Ce délai qui s’identifie à un délai supplémentaire s’avère impertinent en matière de saisie attribution lorsqu’il y a location-gérance ou vente du fonds de commerce.

En effet, la saisie attribution a pour effet de transmettre la propriété des fonds au créancier saisissant. Ce faisant, lorsque l’acte de saisie est signifié au tiers séquestre détenteur du prix de vente du fonds de commerce, ce montant est supposé, sorti du patrimoine du débiteur pour intégrer celui du créancier. Ce dernier devient automatiquement le créancier du tiers saisi. Certains auteurs admettent même que le paiement peut à cet instant effectué et que la remise matérielle des fonds ne constituent qu’une simple formalité d’usage. Dans cette optique, la saisie ayant produit son effet, il n’y a plus rien à suspendre et le délai de grâce apparait théoriquement impossible. La jurisprudence OHADA ne s’est pas écarté de cette idée (2).

2- Le maintien jurisprudentiel de la prééminence de l’effet attributif immédiat sur le délai de grâce du débiteur commerçant en droit OHADA.

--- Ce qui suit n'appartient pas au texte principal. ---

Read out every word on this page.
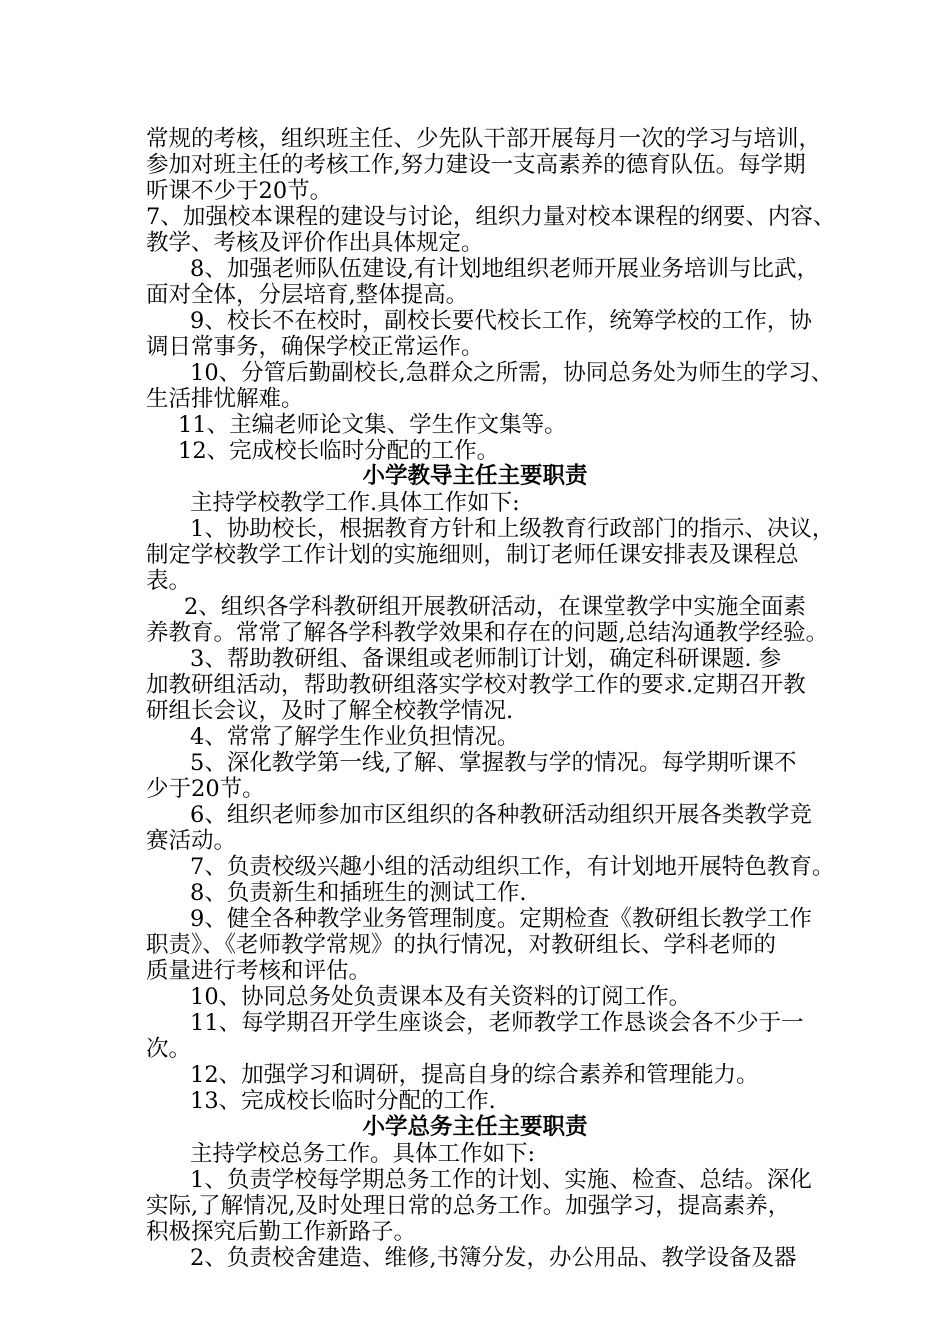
常规的考核，组织班主任、少先队干部开展每月一次的学习与培训，
参加对班主任的考核工作,努力建设一支高素养的德育队伍。每学期
听课不少于20节。
7、加强校本课程的建设与讨论，组织力量对校本课程的纲要、内容、
教学、考核及评价作出具体规定。
8、加强老师队伍建设,有计划地组织老师开展业务培训与比武，
面对全体，分层培育,整体提高。
9、校长不在校时，副校长要代校长工作，统筹学校的工作，协
调日常事务，确保学校正常运作。
10、分管后勤副校长,急群众之所需，协同总务处为师生的学习、
生活排忧解难。
11、主编老师论文集、学生作文集等。
12、完成校长临时分配的工作。
小学教导主任主要职责
主持学校教学工作.具体工作如下:
1、协助校长，根据教育方针和上级教育行政部门的指示、决议，
制定学校教学工作计划的实施细则，制订老师任课安排表及课程总
表。
2、组织各学科教研组开展教研活动，在课堂教学中实施全面素
养教育。常常了解各学科教学效果和存在的问题,总结沟通教学经验。
3、帮助教研组、备课组或老师制订计划，确定科研课题. 参
加教研组活动，帮助教研组落实学校对教学工作的要求.定期召开教
研组长会议，及时了解全校教学情况.
4、常常了解学生作业负担情况。
5、深化教学第一线,了解、掌握教与学的情况。每学期听课不
少于20节。
6、组织老师参加市区组织的各种教研活动组织开展各类教学竞
赛活动。
7、负责校级兴趣小组的活动组织工作，有计划地开展特色教育。
8、负责新生和插班生的测试工作.
9、健全各种教学业务管理制度。定期检查《教研组长教学工作
职责》、《老师教学常规》的执行情况，对教研组长、学科老师的
质量进行考核和评估。
10、协同总务处负责课本及有关资料的订阅工作。
11、每学期召开学生座谈会，老师教学工作恳谈会各不少于一
次。
12、加强学习和调研，提高自身的综合素养和管理能力。
13、完成校长临时分配的工作.
小学总务主任主要职责
主持学校总务工作。具体工作如下:
1、负责学校每学期总务工作的计划、实施、检查、总结。深化
实际,了解情况,及时处理日常的总务工作。加强学习，提高素养，
积极探究后勤工作新路子。
2、负责校舍建造、维修,书簿分发，办公用品、教学设备及器
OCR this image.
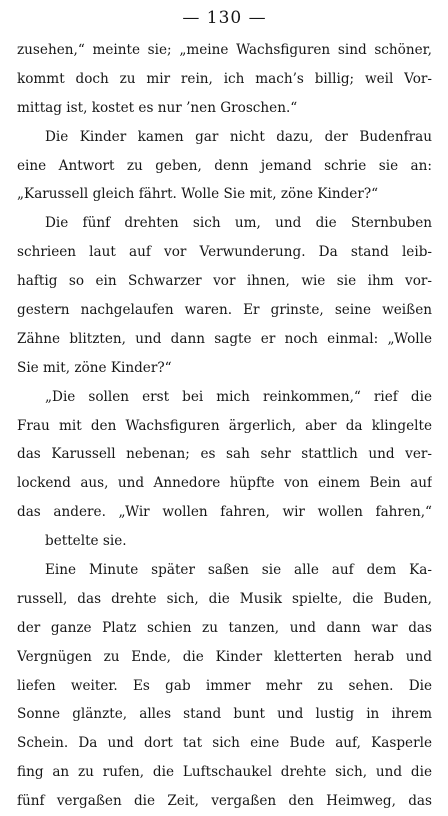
— 130 —
zusehen,“ meinte sie; „meine Wachsfiguren sind schöner,
kommt doch zu mir rein, ich mach’s billig; weil Vor-
mittag ist, kostet es nur ’nen Groschen.“
Die Kinder kamen gar nicht dazu, der Budenfrau
eine Antwort zu geben, denn jemand schrie sie an:
„Karussell gleich fährt. Wolle Sie mit, zöne Kinder?“
Die fünf drehten sich um, und die Sternbuben
schrieen laut auf vor Verwunderung. Da stand leib-
haftig so ein Schwarzer vor ihnen, wie sie ihm vor-
gestern nachgelaufen waren. Er grinste, seine weißen
Zähne blitzten, und dann sagte er noch einmal: „Wolle
Sie mit, zöne Kinder?“
„Die sollen erst bei mich reinkommen,“ rief die
Frau mit den Wachsfiguren ärgerlich, aber da klingelte
das Karussell nebenan; es sah sehr stattlich und ver-
lockend aus, und Annedore hüpfte von einem Bein auf
das andere. „Wir wollen fahren, wir wollen fahren,“
bettelte sie.
Eine Minute später saßen sie alle auf dem Ka-
russell, das drehte sich, die Musik spielte, die Buden,
der ganze Platz schien zu tanzen, und dann war das
Vergnügen zu Ende, die Kinder kletterten herab und
liefen weiter. Es gab immer mehr zu sehen. Die
Sonne glänzte, alles stand bunt und lustig in ihrem
Schein. Da und dort tat sich eine Bude auf, Kasperle
fing an zu rufen, die Luftschaukel drehte sich, und die
fünf vergaßen die Zeit, vergaßen den Heimweg, das
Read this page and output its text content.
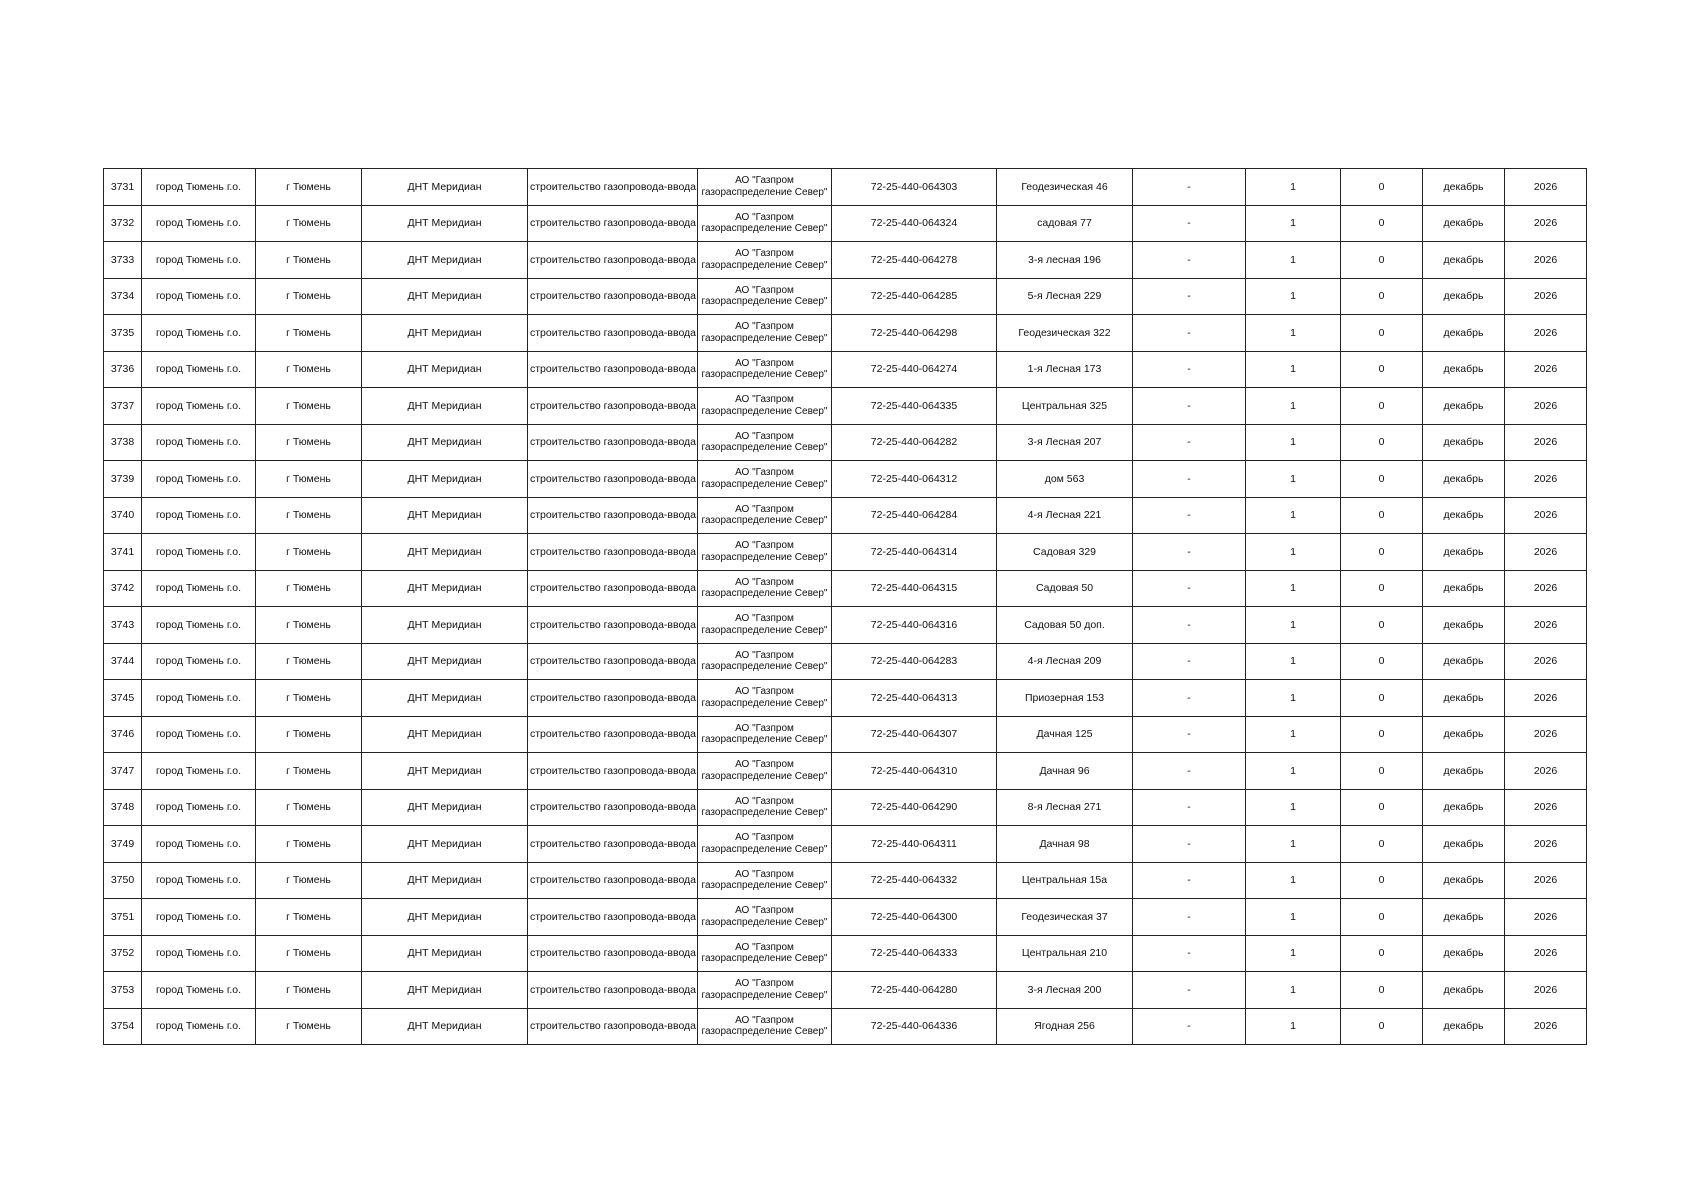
3731	город Тюмень г.о.	г Тюмень	ДНТ Меридиан	строительство газопровода-ввода	АО "Газпром газораспределение Север"	72-25-440-064303	Геодезическая 46	-	1	0	декабрь	2026
3732	город Тюмень г.о.	г Тюмень	ДНТ Меридиан	строительство газопровода-ввода	АО "Газпром газораспределение Север"	72-25-440-064324	садовая 77	-	1	0	декабрь	2026
3733	город Тюмень г.о.	г Тюмень	ДНТ Меридиан	строительство газопровода-ввода	АО "Газпром газораспределение Север"	72-25-440-064278	3-я лесная 196	-	1	0	декабрь	2026
3734	город Тюмень г.о.	г Тюмень	ДНТ Меридиан	строительство газопровода-ввода	АО "Газпром газораспределение Север"	72-25-440-064285	5-я Лесная 229	-	1	0	декабрь	2026
3735	город Тюмень г.о.	г Тюмень	ДНТ Меридиан	строительство газопровода-ввода	АО "Газпром газораспределение Север"	72-25-440-064298	Геодезическая 322	-	1	0	декабрь	2026
3736	город Тюмень г.о.	г Тюмень	ДНТ Меридиан	строительство газопровода-ввода	АО "Газпром газораспределение Север"	72-25-440-064274	1-я Лесная 173	-	1	0	декабрь	2026
3737	город Тюмень г.о.	г Тюмень	ДНТ Меридиан	строительство газопровода-ввода	АО "Газпром газораспределение Север"	72-25-440-064335	Центральная 325	-	1	0	декабрь	2026
3738	город Тюмень г.о.	г Тюмень	ДНТ Меридиан	строительство газопровода-ввода	АО "Газпром газораспределение Север"	72-25-440-064282	3-я Лесная 207	-	1	0	декабрь	2026
3739	город Тюмень г.о.	г Тюмень	ДНТ Меридиан	строительство газопровода-ввода	АО "Газпром газораспределение Север"	72-25-440-064312	дом 563	-	1	0	декабрь	2026
3740	город Тюмень г.о.	г Тюмень	ДНТ Меридиан	строительство газопровода-ввода	АО "Газпром газораспределение Север"	72-25-440-064284	4-я Лесная 221	-	1	0	декабрь	2026
3741	город Тюмень г.о.	г Тюмень	ДНТ Меридиан	строительство газопровода-ввода	АО "Газпром газораспределение Север"	72-25-440-064314	Садовая 329	-	1	0	декабрь	2026
3742	город Тюмень г.о.	г Тюмень	ДНТ Меридиан	строительство газопровода-ввода	АО "Газпром газораспределение Север"	72-25-440-064315	Садовая 50	-	1	0	декабрь	2026
3743	город Тюмень г.о.	г Тюмень	ДНТ Меридиан	строительство газопровода-ввода	АО "Газпром газораспределение Север"	72-25-440-064316	Садовая 50 доп.	-	1	0	декабрь	2026
3744	город Тюмень г.о.	г Тюмень	ДНТ Меридиан	строительство газопровода-ввода	АО "Газпром газораспределение Север"	72-25-440-064283	4-я Лесная 209	-	1	0	декабрь	2026
3745	город Тюмень г.о.	г Тюмень	ДНТ Меридиан	строительство газопровода-ввода	АО "Газпром газораспределение Север"	72-25-440-064313	Приозерная 153	-	1	0	декабрь	2026
3746	город Тюмень г.о.	г Тюмень	ДНТ Меридиан	строительство газопровода-ввода	АО "Газпром газораспределение Север"	72-25-440-064307	Дачная 125	-	1	0	декабрь	2026
3747	город Тюмень г.о.	г Тюмень	ДНТ Меридиан	строительство газопровода-ввода	АО "Газпром газораспределение Север"	72-25-440-064310	Дачная 96	-	1	0	декабрь	2026
3748	город Тюмень г.о.	г Тюмень	ДНТ Меридиан	строительство газопровода-ввода	АО "Газпром газораспределение Север"	72-25-440-064290	8-я Лесная 271	-	1	0	декабрь	2026
3749	город Тюмень г.о.	г Тюмень	ДНТ Меридиан	строительство газопровода-ввода	АО "Газпром газораспределение Север"	72-25-440-064311	Дачная 98	-	1	0	декабрь	2026
3750	город Тюмень г.о.	г Тюмень	ДНТ Меридиан	строительство газопровода-ввода	АО "Газпром газораспределение Север"	72-25-440-064332	Центральная 15а	-	1	0	декабрь	2026
3751	город Тюмень г.о.	г Тюмень	ДНТ Меридиан	строительство газопровода-ввода	АО "Газпром газораспределение Север"	72-25-440-064300	Геодезическая 37	-	1	0	декабрь	2026
3752	город Тюмень г.о.	г Тюмень	ДНТ Меридиан	строительство газопровода-ввода	АО "Газпром газораспределение Север"	72-25-440-064333	Центральная 210	-	1	0	декабрь	2026
3753	город Тюмень г.о.	г Тюмень	ДНТ Меридиан	строительство газопровода-ввода	АО "Газпром газораспределение Север"	72-25-440-064280	3-я Лесная 200	-	1	0	декабрь	2026
3754	город Тюмень г.о.	г Тюмень	ДНТ Меридиан	строительство газопровода-ввода	АО "Газпром газораспределение Север"	72-25-440-064336	Ягодная 256	-	1	0	декабрь	2026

Il faut reconnaitre qu’en l’état actuel, la jurisprudence en droit OHADA est toujours sur l’idée que l’on ne peut admettre le délai de paiement en cas de saisie attribution. Le juge ne peut pas suspendre les effets de la saisie attribution en accordant des délais de paiement.

En outre, pour la jurisprudence, le paiement fait par le tiers saisi au créancier saisissant en vertu de la saisie attribution pratiquée par celui ci ne peut être remis en cause par l’octroi au débiteur d’un délai de grâce. Dans une autre affaire récente le juge de la Cour d’appel de Bangui a pu affirmer que l’article 155 AUPSRVE donne la priorité au premier saisissant, lorsque la signification intervient à une autre date ultérieure, même si ce créancier est privilégié et que ce dernier ne peut que se contenter du reliquat disponible et cela en raison du cantonnement automatique reconnu à l’acte de saisie attribution diligentée par le créancier premier saisissant.

Les limites de la saisie attribution, témoigne bien que cette procédure nécessite un réaménagement pour une meilleure application à la location-gérance ou à la vente du fonds de commerce.

II- La nécessité du réaménagement de la saisie attribution des créances de sommes d’argent en cas de location-gérance et de vente du fonds de commerce.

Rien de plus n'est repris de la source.